CVE-2025-54365: 
Python vulnerability analysis and mitigation

fastapi-guard is a security library for FastAPI that provides middleware to control IPs, log requests, detect penetration attempts and more. In version 3.0.1, a vulnerability was discovered where the regular expression patched to mitigate the ReDoS vulnerability by limiting the length of string fails to catch inputs that exceed this limit. This vulnerability (CVE-2025-54365) affects version 3.0.1 and was fixed in version 3.0.2. The issue was discovered on July 23, 2025 (GitHub Advisory).

The vulnerability stems from an improper implementation of string length limitations in regular expressions meant to prevent ReDoS attacks. The patch in version 3.0.1 attempted to mitigate ReDoS by adding bounded quantifiers (e.g., changing ]*>[^<]*</script\s*> to ]{0,100}>[^<]{0,1000}</script\s{0,10}>), but this implementation fails to catch cases where the string representing the attributes of a tag exceeds the specified character limits. This allows attackers to bypass most of the regex patterns present in version 3.0.1. The vulnerability has been assigned a CVSS v4.0 score of 7.8 (HIGH) with the vector string CVSS:4.0/AV:N/AC:L/AT:N/PR:N/UI:N/VC:N/VI:L/VA:H/SC:N/SI:N/SA:N/E:P (NVD).

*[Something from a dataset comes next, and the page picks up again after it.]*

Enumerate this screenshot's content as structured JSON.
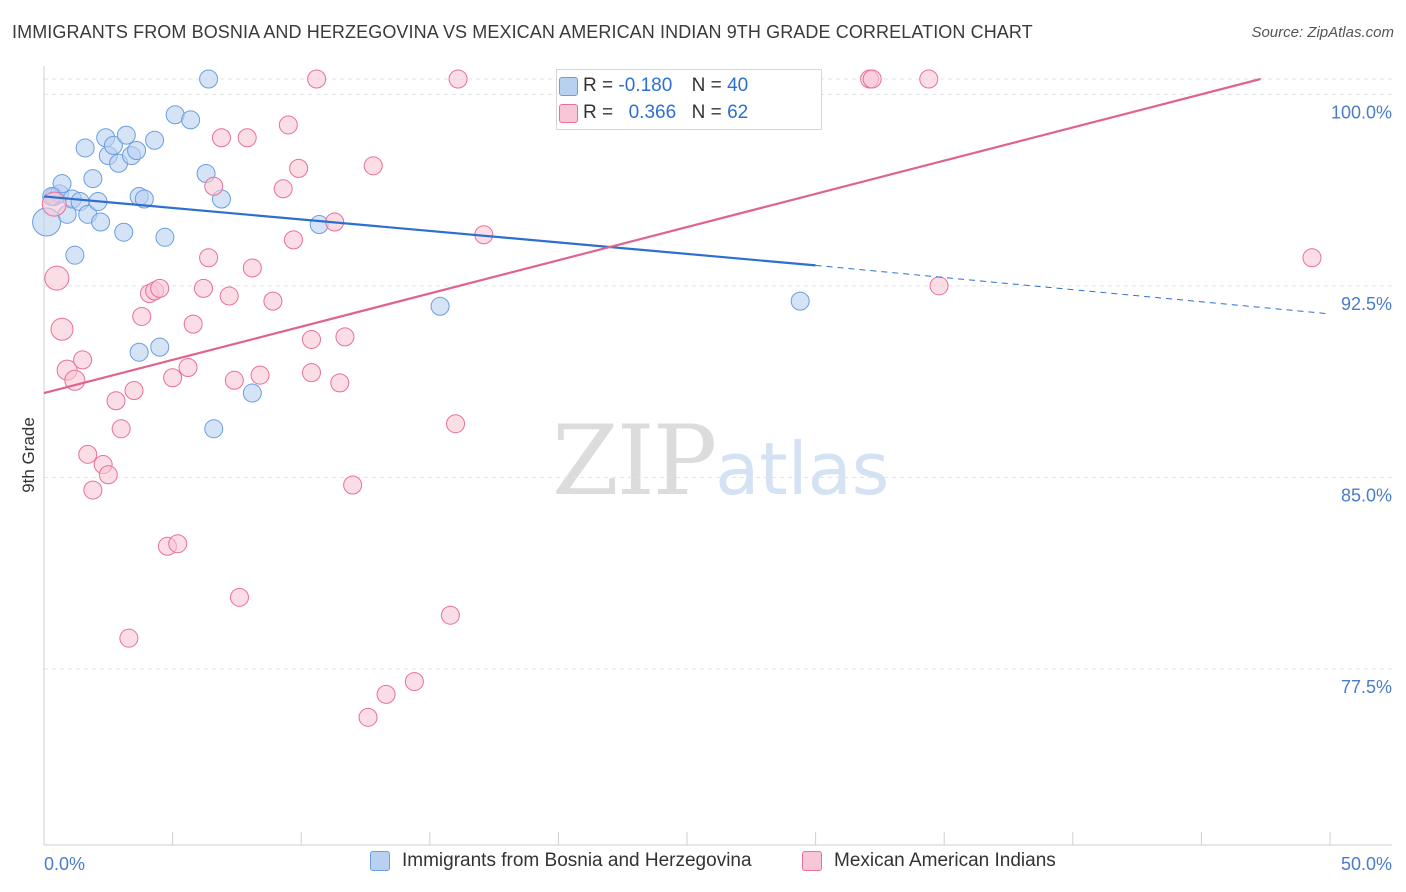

Due to this vulnerability, most of the regex patterns can potentially be bypassed, making the application vulnerable to various attacks such as Cross-Site Scripting (XSS) and SQL Injection. The bypass allows attackers to circumvent security controls that rely on these regex patterns for input validation (GitHub Advisory).

The vulnerability has been fixed in version 3.0.2 of fastapi-guard. The fix includes adding a timeout mechanism to prevent catastrophic backtracking and implementing proper regex pattern matching. Users should upgrade to version 3.0.2 which introduces a new regex_timeout parameter to SecurityConfig to allow for custom timeout settings for regex pattern matching (GitHub Commit).